Plasma and tissue concentrations of PTX was quantified using docetaxel (DTX) as the internal standard. Samples were prepared by liquid-liquid extraction. Specifically, plasma samples were diluted with water and extracted with methyl tertiary butyl ether. The samples were mixed and spun at high speed. The organic layer was transferred to a tube, evaporated to dryness, the tube was reconstituted with methanol and a small volume was injected into the HPLC-MS/MS. For tissues samples, frozen tissue was weighed, phosphate buffer (100 mM, pH 7.4) was added, and the tissue was homogenized using a Qiagen TissueRuptor with disposable probes. A volume of homogenate was removed, internal standard added, and the tissue sample was extracted using the same procedure that was used for plasma. Standards containing known amounts of PTX were prepared to estimate the concentrations in the samples. The standards ranged from 0.1-1000 ng/mL (n=10 standards including a 0) for mouse plasma samples. The standards ranged from 0.8 to 80 ng/sample (n=6 including a 0) for tumor, spleen, lung, kidney, and heart tissues, and from 1.8 to 180 ng/sample (n=6 including a 0) for liver tissue. The tissues from mice receiving no treatment were used as the matrix in the standard preparation for the respective tissues. The samples were analyzed by HPLC-MS/MS (ABSciex 4000). The mass spectrometer utilized an electrospray ionization probe and was run in positive mode. The multiple reaction monitoring (MRM) Q1/Q3 (m/z) transitions were 854.3/286.0 and 808.2/527.1, for PTX and DTX respectively.

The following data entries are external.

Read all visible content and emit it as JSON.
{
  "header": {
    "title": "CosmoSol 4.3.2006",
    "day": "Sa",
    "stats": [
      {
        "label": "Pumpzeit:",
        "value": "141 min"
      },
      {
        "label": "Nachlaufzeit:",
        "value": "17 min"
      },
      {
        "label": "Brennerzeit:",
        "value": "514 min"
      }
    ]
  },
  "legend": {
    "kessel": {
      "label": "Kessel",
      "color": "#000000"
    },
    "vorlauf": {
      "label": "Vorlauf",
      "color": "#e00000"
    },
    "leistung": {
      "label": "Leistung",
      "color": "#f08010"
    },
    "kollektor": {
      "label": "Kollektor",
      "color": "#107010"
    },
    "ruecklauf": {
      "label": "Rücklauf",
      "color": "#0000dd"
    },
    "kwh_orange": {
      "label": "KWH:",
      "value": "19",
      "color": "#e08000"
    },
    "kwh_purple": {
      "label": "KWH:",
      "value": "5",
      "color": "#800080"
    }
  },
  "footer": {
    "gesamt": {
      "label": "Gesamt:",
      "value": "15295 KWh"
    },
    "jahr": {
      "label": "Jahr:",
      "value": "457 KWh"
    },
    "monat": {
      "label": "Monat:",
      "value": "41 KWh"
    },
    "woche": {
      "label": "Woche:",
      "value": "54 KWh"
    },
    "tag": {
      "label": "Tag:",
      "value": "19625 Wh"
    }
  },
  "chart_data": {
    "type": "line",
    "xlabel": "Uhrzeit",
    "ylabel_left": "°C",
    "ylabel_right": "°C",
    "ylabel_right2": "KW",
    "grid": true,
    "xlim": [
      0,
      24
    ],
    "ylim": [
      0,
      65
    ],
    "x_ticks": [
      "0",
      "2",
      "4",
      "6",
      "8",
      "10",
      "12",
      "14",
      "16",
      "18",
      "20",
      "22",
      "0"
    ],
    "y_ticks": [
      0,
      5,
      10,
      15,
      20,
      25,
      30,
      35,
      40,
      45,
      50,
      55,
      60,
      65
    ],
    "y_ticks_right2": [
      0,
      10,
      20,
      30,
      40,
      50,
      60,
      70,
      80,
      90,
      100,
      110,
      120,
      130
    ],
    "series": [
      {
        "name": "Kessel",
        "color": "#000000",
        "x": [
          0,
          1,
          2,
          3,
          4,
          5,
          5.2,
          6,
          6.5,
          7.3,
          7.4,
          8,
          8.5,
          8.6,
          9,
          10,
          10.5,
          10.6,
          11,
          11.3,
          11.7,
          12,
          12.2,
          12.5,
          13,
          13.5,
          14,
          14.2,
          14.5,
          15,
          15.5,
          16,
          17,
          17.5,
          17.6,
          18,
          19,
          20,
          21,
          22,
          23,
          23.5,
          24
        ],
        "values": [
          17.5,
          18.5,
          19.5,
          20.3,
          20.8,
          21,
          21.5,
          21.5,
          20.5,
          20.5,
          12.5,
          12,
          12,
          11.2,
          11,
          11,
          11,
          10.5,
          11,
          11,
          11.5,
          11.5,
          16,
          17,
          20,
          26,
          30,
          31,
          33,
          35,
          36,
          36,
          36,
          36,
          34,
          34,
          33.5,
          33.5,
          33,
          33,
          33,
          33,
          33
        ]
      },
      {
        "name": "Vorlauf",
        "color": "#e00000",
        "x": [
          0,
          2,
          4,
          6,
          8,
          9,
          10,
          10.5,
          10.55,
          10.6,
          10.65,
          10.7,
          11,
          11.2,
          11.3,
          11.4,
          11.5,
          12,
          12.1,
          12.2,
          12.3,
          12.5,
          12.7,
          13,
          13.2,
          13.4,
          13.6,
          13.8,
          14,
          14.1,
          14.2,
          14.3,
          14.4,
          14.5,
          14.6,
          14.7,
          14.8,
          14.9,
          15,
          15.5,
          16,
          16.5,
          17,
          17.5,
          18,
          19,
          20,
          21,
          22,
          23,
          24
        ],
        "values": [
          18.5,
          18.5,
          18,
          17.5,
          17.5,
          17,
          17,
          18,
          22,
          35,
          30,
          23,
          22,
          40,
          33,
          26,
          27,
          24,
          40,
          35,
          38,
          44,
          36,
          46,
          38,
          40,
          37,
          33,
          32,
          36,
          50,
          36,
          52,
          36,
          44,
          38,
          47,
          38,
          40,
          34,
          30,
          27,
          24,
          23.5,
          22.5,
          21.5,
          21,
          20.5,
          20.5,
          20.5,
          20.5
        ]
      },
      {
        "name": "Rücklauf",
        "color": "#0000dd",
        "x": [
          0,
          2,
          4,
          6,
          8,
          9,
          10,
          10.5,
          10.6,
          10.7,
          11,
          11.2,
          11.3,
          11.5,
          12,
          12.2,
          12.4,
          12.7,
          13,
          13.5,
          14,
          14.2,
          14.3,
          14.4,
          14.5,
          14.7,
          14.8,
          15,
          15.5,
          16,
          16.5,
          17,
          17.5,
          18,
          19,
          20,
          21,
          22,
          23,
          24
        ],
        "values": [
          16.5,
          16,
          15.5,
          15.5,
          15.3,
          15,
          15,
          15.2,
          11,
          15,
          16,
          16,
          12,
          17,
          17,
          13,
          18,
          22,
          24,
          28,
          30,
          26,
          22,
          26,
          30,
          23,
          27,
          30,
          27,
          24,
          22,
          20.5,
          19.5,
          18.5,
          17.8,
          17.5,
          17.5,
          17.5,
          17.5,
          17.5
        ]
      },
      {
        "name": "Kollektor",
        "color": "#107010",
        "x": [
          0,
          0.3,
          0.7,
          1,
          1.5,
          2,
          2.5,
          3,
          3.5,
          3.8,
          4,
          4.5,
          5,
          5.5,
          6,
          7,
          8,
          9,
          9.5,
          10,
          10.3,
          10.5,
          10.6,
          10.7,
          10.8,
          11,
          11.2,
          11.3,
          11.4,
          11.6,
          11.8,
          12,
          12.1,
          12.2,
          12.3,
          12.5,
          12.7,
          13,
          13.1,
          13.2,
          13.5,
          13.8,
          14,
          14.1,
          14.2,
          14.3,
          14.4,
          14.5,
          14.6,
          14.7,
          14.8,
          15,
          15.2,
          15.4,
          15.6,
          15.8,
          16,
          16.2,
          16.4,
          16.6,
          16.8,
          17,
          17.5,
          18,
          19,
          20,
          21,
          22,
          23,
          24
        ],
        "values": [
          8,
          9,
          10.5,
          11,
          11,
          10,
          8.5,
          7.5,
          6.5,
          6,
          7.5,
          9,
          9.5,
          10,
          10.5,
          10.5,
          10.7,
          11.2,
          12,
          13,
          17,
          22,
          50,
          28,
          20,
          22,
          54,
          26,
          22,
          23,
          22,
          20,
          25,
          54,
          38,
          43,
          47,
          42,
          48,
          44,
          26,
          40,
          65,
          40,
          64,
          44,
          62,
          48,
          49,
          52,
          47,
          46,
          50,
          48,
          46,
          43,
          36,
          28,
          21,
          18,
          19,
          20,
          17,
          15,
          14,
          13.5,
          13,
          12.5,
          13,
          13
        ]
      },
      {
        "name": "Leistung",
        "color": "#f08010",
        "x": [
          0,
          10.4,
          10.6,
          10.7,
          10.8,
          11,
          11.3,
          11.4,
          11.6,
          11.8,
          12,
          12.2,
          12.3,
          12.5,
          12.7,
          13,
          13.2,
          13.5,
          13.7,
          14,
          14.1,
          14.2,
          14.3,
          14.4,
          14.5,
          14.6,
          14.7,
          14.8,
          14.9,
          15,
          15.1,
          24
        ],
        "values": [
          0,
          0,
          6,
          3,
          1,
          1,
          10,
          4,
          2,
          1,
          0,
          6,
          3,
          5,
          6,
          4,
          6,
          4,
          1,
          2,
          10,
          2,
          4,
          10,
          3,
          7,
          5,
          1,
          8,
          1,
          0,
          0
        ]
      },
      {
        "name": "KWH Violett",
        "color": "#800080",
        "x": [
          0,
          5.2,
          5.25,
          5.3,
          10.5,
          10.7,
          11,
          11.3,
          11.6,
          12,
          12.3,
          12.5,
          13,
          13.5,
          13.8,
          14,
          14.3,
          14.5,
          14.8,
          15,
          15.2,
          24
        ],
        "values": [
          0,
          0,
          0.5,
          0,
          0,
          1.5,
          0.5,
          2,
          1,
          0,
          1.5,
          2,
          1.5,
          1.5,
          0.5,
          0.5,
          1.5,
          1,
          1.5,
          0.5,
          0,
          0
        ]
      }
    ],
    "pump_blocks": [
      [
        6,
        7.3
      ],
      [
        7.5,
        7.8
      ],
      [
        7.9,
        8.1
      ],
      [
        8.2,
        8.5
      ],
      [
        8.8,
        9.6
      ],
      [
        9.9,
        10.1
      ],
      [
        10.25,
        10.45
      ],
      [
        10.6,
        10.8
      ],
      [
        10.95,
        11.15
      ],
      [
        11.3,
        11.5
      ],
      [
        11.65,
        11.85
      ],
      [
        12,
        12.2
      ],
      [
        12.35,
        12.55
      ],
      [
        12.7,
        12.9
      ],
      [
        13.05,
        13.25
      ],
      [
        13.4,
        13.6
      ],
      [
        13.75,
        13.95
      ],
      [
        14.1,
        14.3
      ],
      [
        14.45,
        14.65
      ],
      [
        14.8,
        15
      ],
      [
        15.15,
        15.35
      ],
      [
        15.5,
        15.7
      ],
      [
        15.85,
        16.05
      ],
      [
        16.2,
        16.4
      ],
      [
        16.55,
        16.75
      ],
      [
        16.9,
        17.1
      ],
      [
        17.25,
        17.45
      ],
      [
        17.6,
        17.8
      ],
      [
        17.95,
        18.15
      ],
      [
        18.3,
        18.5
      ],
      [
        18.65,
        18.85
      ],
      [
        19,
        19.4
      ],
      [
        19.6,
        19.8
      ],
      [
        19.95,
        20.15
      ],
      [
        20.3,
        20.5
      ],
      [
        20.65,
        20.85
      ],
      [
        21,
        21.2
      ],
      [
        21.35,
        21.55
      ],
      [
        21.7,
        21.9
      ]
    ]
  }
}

The PK parameters were obtained via non-compartmental analyses using the sparse data option of WinNonlin (version 7.0, Certara, NJ, USA), allowing for the computation of the standard errors (SE) associated with estimated parameters.

Statistical Analysis

All statistical analysis was performed with GraphPad Prism 7 (La Jolla, CA, USA). All data were analyzed with one-way or two-way ANOVA test to determine the statistical difference of means among various groups, followed by the recommended multiple comparisons tests. A p-value less than 0.05 was considered statistically significant.